Released today, the Australian Strategy for International Education 2021-2030 outlines measures to help support the rapid return of international students when borders open again on 1 December.
It also outlines the direction for a more sustainable sector in the medium term.
In particular, the desire to have more diversity amongst the international student population in order to reduce financial risk and maximise the Australian and international student experience.
The Government will introduce new transparency measures around student diversity including a diversification index.
The strategy also outlines other key objectives for the medium term such as achieving a better alignment between the courses studied and Australian skill shortages.
Growth opportunities for the international student sector are outlined in the strategy particularly through greater in-country course provision.
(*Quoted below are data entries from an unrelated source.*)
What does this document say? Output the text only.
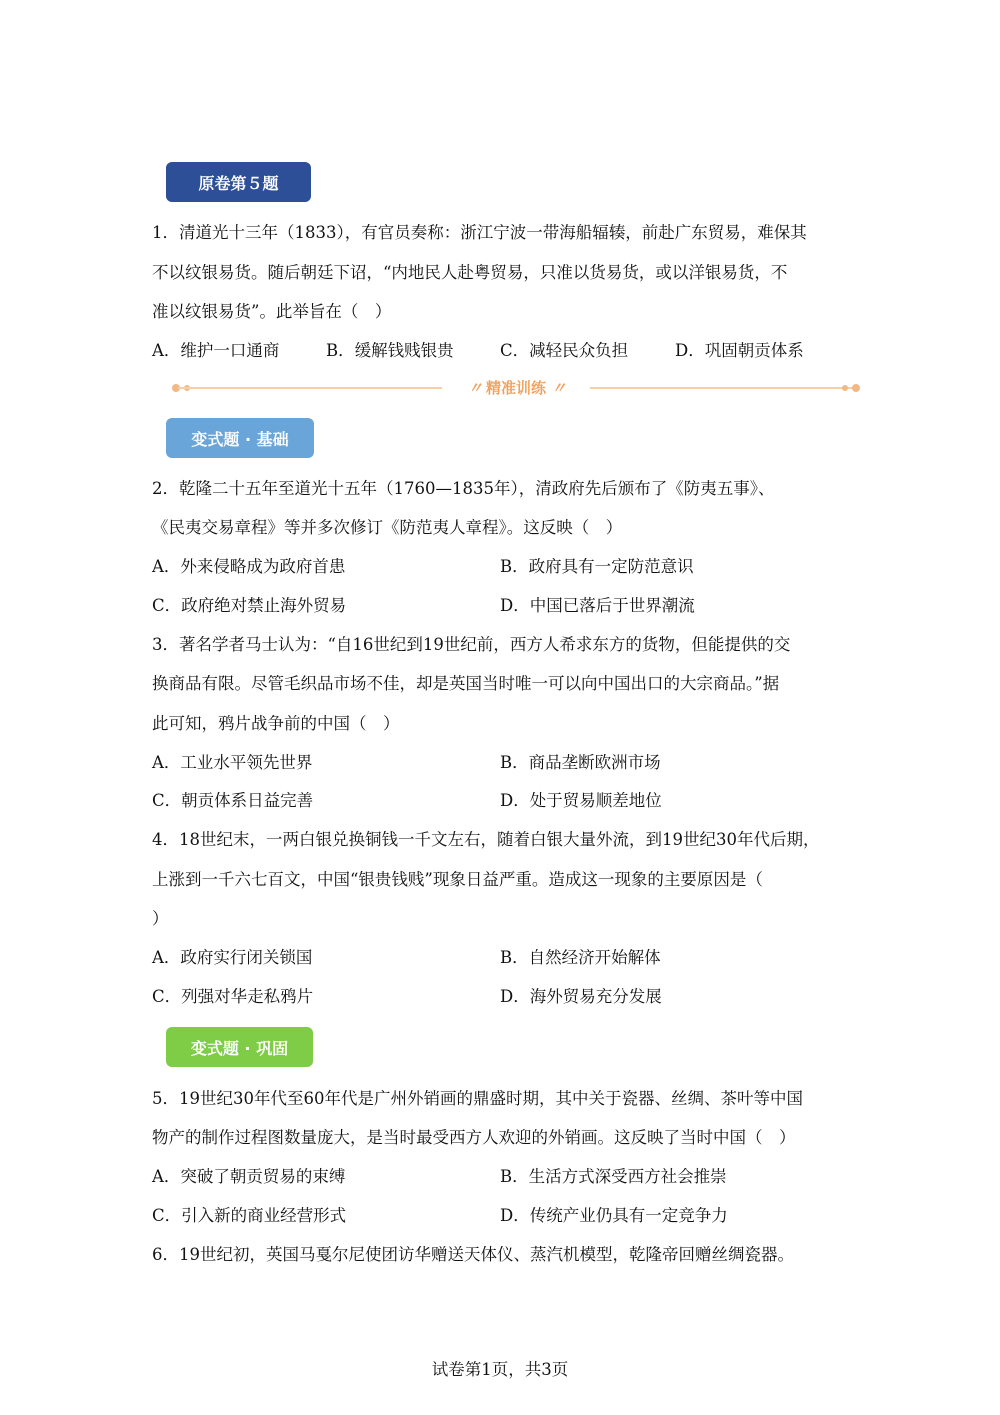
原卷第５题
1．清道光十三年（1833），有官员奏称：浙江宁波一带海船辐辏，前赴广东贸易，难保其
不以纹银易货。随后朝廷下诏，“内地民人赴粤贸易，只准以货易货，或以洋银易货，不
准以纹银易货”。此举旨在（　）
A．维护一口通商	B．缓解钱贱银贵	C．减轻民众负担	D．巩固朝贡体系
〃 精准训练 〃
变式题 · 基础
2．乾隆二十五年至道光十五年（1760—1835年），清政府先后颁布了《防夷五事》、
《民夷交易章程》等并多次修订《防范夷人章程》。这反映（　）
A．外来侵略成为政府首患	B．政府具有一定防范意识
C．政府绝对禁止海外贸易	D．中国已落后于世界潮流
3．著名学者马士认为：“自16世纪到19世纪前，西方人希求东方的货物，但能提供的交
换商品有限。尽管毛织品市场不佳，却是英国当时唯一可以向中国出口的大宗商品。”据
此可知，鸦片战争前的中国（　）
A．工业水平领先世界	B．商品垄断欧洲市场
C．朝贡体系日益完善	D．处于贸易顺差地位
4．18世纪末，一两白银兑换铜钱一千文左右，随着白银大量外流，到19世纪30年代后期，
上涨到一千六七百文，中国“银贵钱贱”现象日益严重。造成这一现象的主要原因是（
）
A．政府实行闭关锁国	B．自然经济开始解体
C．列强对华走私鸦片	D．海外贸易充分发展
变式题 · 巩固
5．19世纪30年代至60年代是广州外销画的鼎盛时期，其中关于瓷器、丝绸、茶叶等中国
物产的制作过程图数量庞大，是当时最受西方人欢迎的外销画。这反映了当时中国（　）
A．突破了朝贡贸易的束缚	B．生活方式深受西方社会推崇
C．引入新的商业经营形式	D．传统产业仍具有一定竞争力
6．19世纪初，英国马戛尔尼使团访华赠送天体仪、蒸汽机模型，乾隆帝回赠丝绸瓷器。
试卷第1页，共3页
There is enormous demand for higher learning in countries in the region which Australia’s institutions could help meet with differing product offerings.
The United Kingdom is already well down this path with 58 per cent of its international students studying offshore, whereas only 20 per cent of Australia’s international students are studying offshore.
Minister for Education and Youth Alan Tudge said that international education was one of our great success stories, but we need to do things differently in the medium term.
“We want to see our international student market flourish again, but we have to ensure that the Australian student experience is also prioritised. This means that our public universities need to have a higher priority on diversity in their classrooms,” Minister Tudge said.
“Some public universities have as many as 80 per cent of their international students from one country. This creates financial risk for those institutions, but it can also diminish the student experience – for both Australian and international students.
“There is an enormous opportunity to grow our international student market through high-quality offshore courses, similar to what the United Kingdom has done. We could potentially be educating 10 million students in this manner in a decade or two, supporting the development of our neighbours as well as providing a revenue source for our universities.”
Minister for Trade, Tourism and Investment Dan Tehan said attracting international students from new and emerging markets was essential to continue to see the international education sector thrive as one of Australia’s strongest exports.
“International education is our biggest services export earner and Australia is known globally for providing world-class education,” Minister Tehan said.
“As part of this strategy, the Morrison Government will promote Australia’s education sector to new and existing markerts to increase its global reputation as a provider of top quality education.”
Minister for Immigration, Citizenship, Migrant Services and Multicultural Affairs
Alex Hawke said changes to visa settings will provide greater opportunities for international students and graduates to live, study and work in Australia.
“The pandemic had a significant impact on the visa arrangements of many international students – both those in Australia, and on visa holders who could not travel to Australia to study or complete their courses,” Minister Hawke said.
“These changes will encourage thousands of new student visa applications and extend opportunities for many existing students to extend their stay in Australia.
“These settings put Australia on a competitive footing internationally, which is critically important as we reopen the borders for students from 1 December 2021.
“I look forward to welcoming international students back to Australia very soon, enabling them to once again re-engage with our universities, schools, English Language and vocational education and training providers face-to-face.”